The prescription is similar to a food coupon. Doctors can prescribe 'Health Bucks,' which are worth two dollars that can be used at 142 farmers market locations throughout the city. During this program, the doctors will monitor weight and body mass index (BMI) over the course of four months.

"Each dollar invested in Fruit and Vegetable Prescription Program nourishes public hospital patients and their families, boosts revenue a farmers markets, and supports overall community health," the Deputy Mayor Linda Gibbs stated according to the Gothamist. "Farmers markets support the City's efforts to keep communities fit by providing healthy and affordable dietary options in a localized setting."

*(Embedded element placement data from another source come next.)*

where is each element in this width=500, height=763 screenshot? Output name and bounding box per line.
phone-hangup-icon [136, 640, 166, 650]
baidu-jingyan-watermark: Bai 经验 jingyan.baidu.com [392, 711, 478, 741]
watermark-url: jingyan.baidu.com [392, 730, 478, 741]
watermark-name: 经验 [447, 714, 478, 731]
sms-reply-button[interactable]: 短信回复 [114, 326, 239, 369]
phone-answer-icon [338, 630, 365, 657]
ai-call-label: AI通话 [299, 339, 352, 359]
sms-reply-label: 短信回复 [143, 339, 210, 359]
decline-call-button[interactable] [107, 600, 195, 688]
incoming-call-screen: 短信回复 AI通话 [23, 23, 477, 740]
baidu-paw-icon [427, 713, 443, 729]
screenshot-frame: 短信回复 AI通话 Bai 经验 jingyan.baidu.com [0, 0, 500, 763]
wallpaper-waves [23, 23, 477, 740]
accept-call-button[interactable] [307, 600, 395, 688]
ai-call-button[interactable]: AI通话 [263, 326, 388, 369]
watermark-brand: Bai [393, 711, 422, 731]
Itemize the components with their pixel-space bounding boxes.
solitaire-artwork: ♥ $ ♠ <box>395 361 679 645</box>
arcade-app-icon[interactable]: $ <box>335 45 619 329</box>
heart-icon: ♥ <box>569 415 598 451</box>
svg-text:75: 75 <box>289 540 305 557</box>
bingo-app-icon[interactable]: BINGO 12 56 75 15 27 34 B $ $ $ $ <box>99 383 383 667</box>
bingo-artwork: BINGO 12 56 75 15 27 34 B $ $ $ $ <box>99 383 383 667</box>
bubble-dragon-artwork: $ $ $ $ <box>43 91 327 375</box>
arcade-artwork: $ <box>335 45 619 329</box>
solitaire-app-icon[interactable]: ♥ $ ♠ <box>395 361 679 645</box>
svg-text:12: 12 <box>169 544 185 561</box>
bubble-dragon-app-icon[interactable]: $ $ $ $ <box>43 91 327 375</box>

The program was created by a Connecticut based group called Wholesome Wave, which is a nonprofit organization that helps low-income people access local and fresh produce. This pilot program will target at risk youth groups from low-income families. Getting young children to start eating vegetables and fruits could help trim waistlines early on and prevent obesity from lasting through to adulthood. Researchers have found that the longer a person is obese, the more likely the person will suffer from coronary disease.

"Kids usually kind of dread coming to the doctor to talk about their obesity," Dr. Katherine Szema, the chief of pediatrics at Lincoln Medical Center said. "But this [program] is a positive thing. They look forward to it."

There are around 140 patients in this new program. If the pilot works in both hospitals, the city would consider expanding it to other low-income neighborhoods.